All that changed when Curren, Australian Jacques and an honest-to-Miss-Ellie Texan, Steve Denton, got together and volleyed a few thoughts.
"Steve doesn't have near as much talent," Jacques said, "but he thinks he can beat anybody."
Thinking like Denton and playing like himself, Curren beat Jimmy Connors in Brussels. That felt so invigorating, he stepped onto Court 2 here Monday and stunned the second-seeded Jimbo in four sets.
Today was both easier and harder.
"A bit flat," he admitted. "Beating Connors took a lot out of me."
But not so much that anyone outside the lines could notice. This was a match insiders very likely savored more than casual fans, it being between players who actually live up to what Wimbledon advertises as "gentlemen's singles."
For about three hours, you could watch wonderful tennis and feel neither obliged to diaper nor spank anyone.
For Mayotte, the problem was the 6-foot-1 Curren's serve. It's swift enough so that an opponent might recall an old-time baseball tale and say to a line judge: "That sounded out."
"But every time you go on the court these days, it seems," Mayotte said, "it seems like somebody's breaking the sound barrier."
It was Mayotte doing most of the early breaking today. Curren had gone 69 games in four matches here without dropping serve, firing 58 aces in the process. Mayotte stopped that streak three games into the first set. Curren helped with a double fault and Mayotte took the game with a hard backhand after keeping a first serve in play.
The gray afternoon seemed Mayotte's, until "those intangible decisions that, for whatever reasons, turn the match. He seemed to be waiting for some of my shots. I don't know."
Having won the first set, he again broke Curren and was serving for the second set at 5-4. And couldn't hold, hitting long from near the net after a brief fight from triple break point.
Curren won the tie breaker, with some big serves, some big returns and one tiny bit of luck. Once, he was flat on the sacred grass after a lunging volley and Mayotte needed only to tap the ball across the net from the baseline to win the point.
They got into another tie breaker in the fourth set, after Mayotte again failed to sustain break prosperity serving for the match. This time, Curren was dreaming too grandly too quickly. Up a triple-match and serving, he lost the next two points.
"Started thinking about the situation," he admitted. "That I had it. I had a little bit of trouble serving there."
Next time was different.
Mayotte barely touched that later match-point blast, and Curren took a lob-high leap in celebration.
"I was mad on that serve," he said. "I'd learned my lesson.
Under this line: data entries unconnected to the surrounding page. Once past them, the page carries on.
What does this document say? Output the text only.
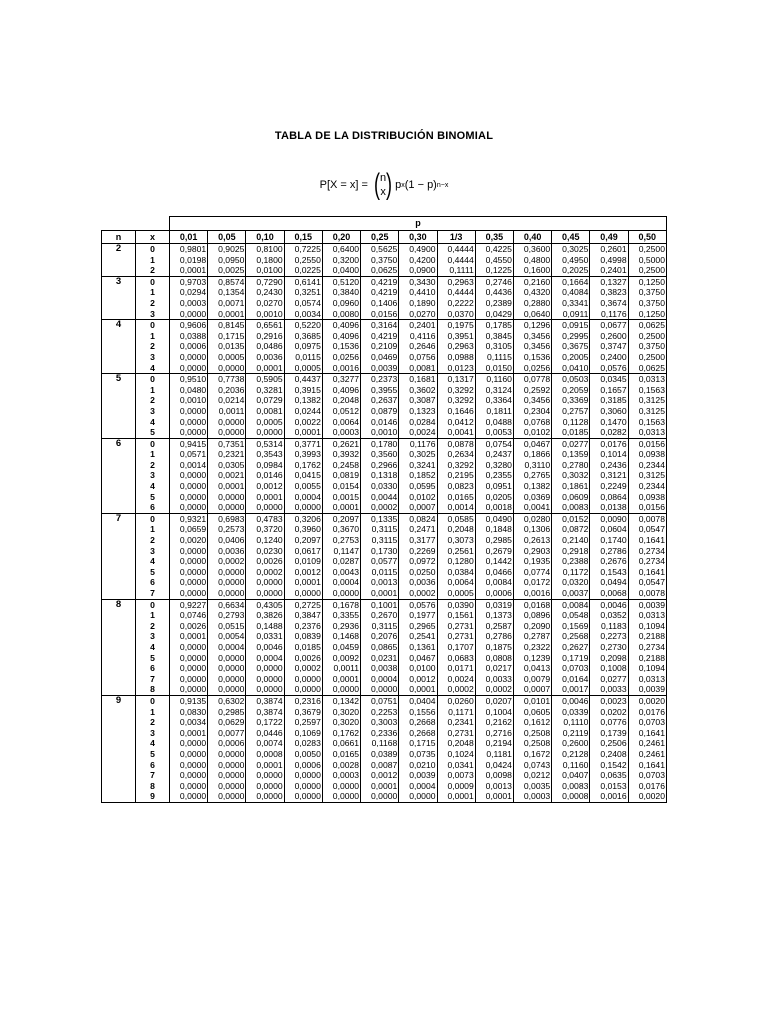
TABLA DE LA DISTRIBUCIÓN BINOMIAL
P[X = x] = ( n
x ) p x (1 − p) n−x
		p												
n	x	0,01	0,05	0,10	0,15	0,20	0,25	0,30	1/3	0,35	0,40	0,45	0,49	0,50
2	0	0,9801	0,9025	0,8100	0,7225	0,6400	0,5625	0,4900	0,4444	0,4225	0,3600	0,3025	0,2601	0,2500
	1	0,0198	0,0950	0,1800	0,2550	0,3200	0,3750	0,4200	0,4444	0,4550	0,4800	0,4950	0,4998	0,5000
	2	0,0001	0,0025	0,0100	0,0225	0,0400	0,0625	0,0900	0,1111	0,1225	0,1600	0,2025	0,2401	0,2500
3	0	0,9703	0,8574	0,7290	0,6141	0,5120	0,4219	0,3430	0,2963	0,2746	0,2160	0,1664	0,1327	0,1250
	1	0,0294	0,1354	0,2430	0,3251	0,3840	0,4219	0,4410	0,4444	0,4436	0,4320	0,4084	0,3823	0,3750
	2	0,0003	0,0071	0,0270	0,0574	0,0960	0,1406	0,1890	0,2222	0,2389	0,2880	0,3341	0,3674	0,3750
	3	0,0000	0,0001	0,0010	0,0034	0,0080	0,0156	0,0270	0,0370	0,0429	0,0640	0,0911	0,1176	0,1250
4	0	0,9606	0,8145	0,6561	0,5220	0,4096	0,3164	0,2401	0,1975	0,1785	0,1296	0,0915	0,0677	0,0625
	1	0,0388	0,1715	0,2916	0,3685	0,4096	0,4219	0,4116	0,3951	0,3845	0,3456	0,2995	0,2600	0,2500
	2	0,0006	0,0135	0,0486	0,0975	0,1536	0,2109	0,2646	0,2963	0,3105	0,3456	0,3675	0,3747	0,3750
	3	0,0000	0,0005	0,0036	0,0115	0,0256	0,0469	0,0756	0,0988	0,1115	0,1536	0,2005	0,2400	0,2500
	4	0,0000	0,0000	0,0001	0,0005	0,0016	0,0039	0,0081	0,0123	0,0150	0,0256	0,0410	0,0576	0,0625
5	0	0,9510	0,7738	0,5905	0,4437	0,3277	0,2373	0,1681	0,1317	0,1160	0,0778	0,0503	0,0345	0,0313
	1	0,0480	0,2036	0,3281	0,3915	0,4096	0,3955	0,3602	0,3292	0,3124	0,2592	0,2059	0,1657	0,1563
	2	0,0010	0,0214	0,0729	0,1382	0,2048	0,2637	0,3087	0,3292	0,3364	0,3456	0,3369	0,3185	0,3125
	3	0,0000	0,0011	0,0081	0,0244	0,0512	0,0879	0,1323	0,1646	0,1811	0,2304	0,2757	0,3060	0,3125
	4	0,0000	0,0000	0,0005	0,0022	0,0064	0,0146	0,0284	0,0412	0,0488	0,0768	0,1128	0,1470	0,1563
	5	0,0000	0,0000	0,0000	0,0001	0,0003	0,0010	0,0024	0,0041	0,0053	0,0102	0,0185	0,0282	0,0313
6	0	0,9415	0,7351	0,5314	0,3771	0,2621	0,1780	0,1176	0,0878	0,0754	0,0467	0,0277	0,0176	0,0156
	1	0,0571	0,2321	0,3543	0,3993	0,3932	0,3560	0,3025	0,2634	0,2437	0,1866	0,1359	0,1014	0,0938
	2	0,0014	0,0305	0,0984	0,1762	0,2458	0,2966	0,3241	0,3292	0,3280	0,3110	0,2780	0,2436	0,2344
	3	0,0000	0,0021	0,0146	0,0415	0,0819	0,1318	0,1852	0,2195	0,2355	0,2765	0,3032	0,3121	0,3125
	4	0,0000	0,0001	0,0012	0,0055	0,0154	0,0330	0,0595	0,0823	0,0951	0,1382	0,1861	0,2249	0,2344
	5	0,0000	0,0000	0,0001	0,0004	0,0015	0,0044	0,0102	0,0165	0,0205	0,0369	0,0609	0,0864	0,0938
	6	0,0000	0,0000	0,0000	0,0000	0,0001	0,0002	0,0007	0,0014	0,0018	0,0041	0,0083	0,0138	0,0156
7	0	0,9321	0,6983	0,4783	0,3206	0,2097	0,1335	0,0824	0,0585	0,0490	0,0280	0,0152	0,0090	0,0078
	1	0,0659	0,2573	0,3720	0,3960	0,3670	0,3115	0,2471	0,2048	0,1848	0,1306	0,0872	0,0604	0,0547
	2	0,0020	0,0406	0,1240	0,2097	0,2753	0,3115	0,3177	0,3073	0,2985	0,2613	0,2140	0,1740	0,1641
	3	0,0000	0,0036	0,0230	0,0617	0,1147	0,1730	0,2269	0,2561	0,2679	0,2903	0,2918	0,2786	0,2734
	4	0,0000	0,0002	0,0026	0,0109	0,0287	0,0577	0,0972	0,1280	0,1442	0,1935	0,2388	0,2676	0,2734
	5	0,0000	0,0000	0,0002	0,0012	0,0043	0,0115	0,0250	0,0384	0,0466	0,0774	0,1172	0,1543	0,1641
	6	0,0000	0,0000	0,0000	0,0001	0,0004	0,0013	0,0036	0,0064	0,0084	0,0172	0,0320	0,0494	0,0547
	7	0,0000	0,0000	0,0000	0,0000	0,0000	0,0001	0,0002	0,0005	0,0006	0,0016	0,0037	0,0068	0,0078
8	0	0,9227	0,6634	0,4305	0,2725	0,1678	0,1001	0,0576	0,0390	0,0319	0,0168	0,0084	0,0046	0,0039
	1	0,0746	0,2793	0,3826	0,3847	0,3355	0,2670	0,1977	0,1561	0,1373	0,0896	0,0548	0,0352	0,0313
	2	0,0026	0,0515	0,1488	0,2376	0,2936	0,3115	0,2965	0,2731	0,2587	0,2090	0,1569	0,1183	0,1094
	3	0,0001	0,0054	0,0331	0,0839	0,1468	0,2076	0,2541	0,2731	0,2786	0,2787	0,2568	0,2273	0,2188
	4	0,0000	0,0004	0,0046	0,0185	0,0459	0,0865	0,1361	0,1707	0,1875	0,2322	0,2627	0,2730	0,2734
	5	0,0000	0,0000	0,0004	0,0026	0,0092	0,0231	0,0467	0,0683	0,0808	0,1239	0,1719	0,2098	0,2188
	6	0,0000	0,0000	0,0000	0,0002	0,0011	0,0038	0,0100	0,0171	0,0217	0,0413	0,0703	0,1008	0,1094
	7	0,0000	0,0000	0,0000	0,0000	0,0001	0,0004	0,0012	0,0024	0,0033	0,0079	0,0164	0,0277	0,0313
	8	0,0000	0,0000	0,0000	0,0000	0,0000	0,0000	0,0001	0,0002	0,0002	0,0007	0,0017	0,0033	0,0039
9	0	0,9135	0,6302	0,3874	0,2316	0,1342	0,0751	0,0404	0,0260	0,0207	0,0101	0,0046	0,0023	0,0020
	1	0,0830	0,2985	0,3874	0,3679	0,3020	0,2253	0,1556	0,1171	0,1004	0,0605	0,0339	0,0202	0,0176
	2	0,0034	0,0629	0,1722	0,2597	0,3020	0,3003	0,2668	0,2341	0,2162	0,1612	0,1110	0,0776	0,0703
	3	0,0001	0,0077	0,0446	0,1069	0,1762	0,2336	0,2668	0,2731	0,2716	0,2508	0,2119	0,1739	0,1641
	4	0,0000	0,0006	0,0074	0,0283	0,0661	0,1168	0,1715	0,2048	0,2194	0,2508	0,2600	0,2506	0,2461
	5	0,0000	0,0000	0,0008	0,0050	0,0165	0,0389	0,0735	0,1024	0,1181	0,1672	0,2128	0,2408	0,2461
	6	0,0000	0,0000	0,0001	0,0006	0,0028	0,0087	0,0210	0,0341	0,0424	0,0743	0,1160	0,1542	0,1641
	7	0,0000	0,0000	0,0000	0,0000	0,0003	0,0012	0,0039	0,0073	0,0098	0,0212	0,0407	0,0635	0,0703
	8	0,0000	0,0000	0,0000	0,0000	0,0000	0,0001	0,0004	0,0009	0,0013	0,0035	0,0083	0,0153	0,0176
	9	0,0000	0,0000	0,0000	0,0000	0,0000	0,0000	0,0000	0,0001	0,0001	0,0003	0,0008	0,0016	0,0020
I was thinking about the point instead of being ahead."
The Connors slayer now faces lightly regarded Chris Lewis of New Zealand in the semis Friday. If he's learned that one-point-at-a-time lesson, Curren ought to be in Sunday's final against either Ivan Lendl or John McEnroe.
"He's shown he can beat anybody in the world," said Mayotte, 22 and almost inspirationally mature by current tennis standards. "Now it's a matter of doing it in this context, with the Wimbledon title at stake.
"It takes time to be a great player, but sometimes the media doesn't always give him time. They pick on something a player can't do. It takes a while for the mental part to catch up.
"Physically, Curren's there."
Mentally, Curren is not sure what to do with his citizenship. If he stays a South African, he risks being banned in more than the few countries that now refuse to let him play because of his government's apartheid policies.
"But he dearly loves South Africa," said Jacques. "He wants to own a game farm there. A reserve. That's what his goal is. That shows how he wants to stick by South Africa."
Still, the most recent concern was the attack of Rocky Mountain spotted fever he picked up with a tick bite at Hilton Head nine weeks ago. That'll do a man in as quickly as Connors.
"Took all his strength," Jacques said. "He could only play for about an hour at times. Set back his Wimbledon preparations. That and going on a three-week photographic safari in the jungle. He was a little patchy the first two rounds here.
"Then he started clicking against (Rodney) Harmon, and played really well against Connors. He honestly feels he can beat 'em all now. He's rated 15th now. Our goal is to be in the top 10 by the U.S. Open. We just might make it before then."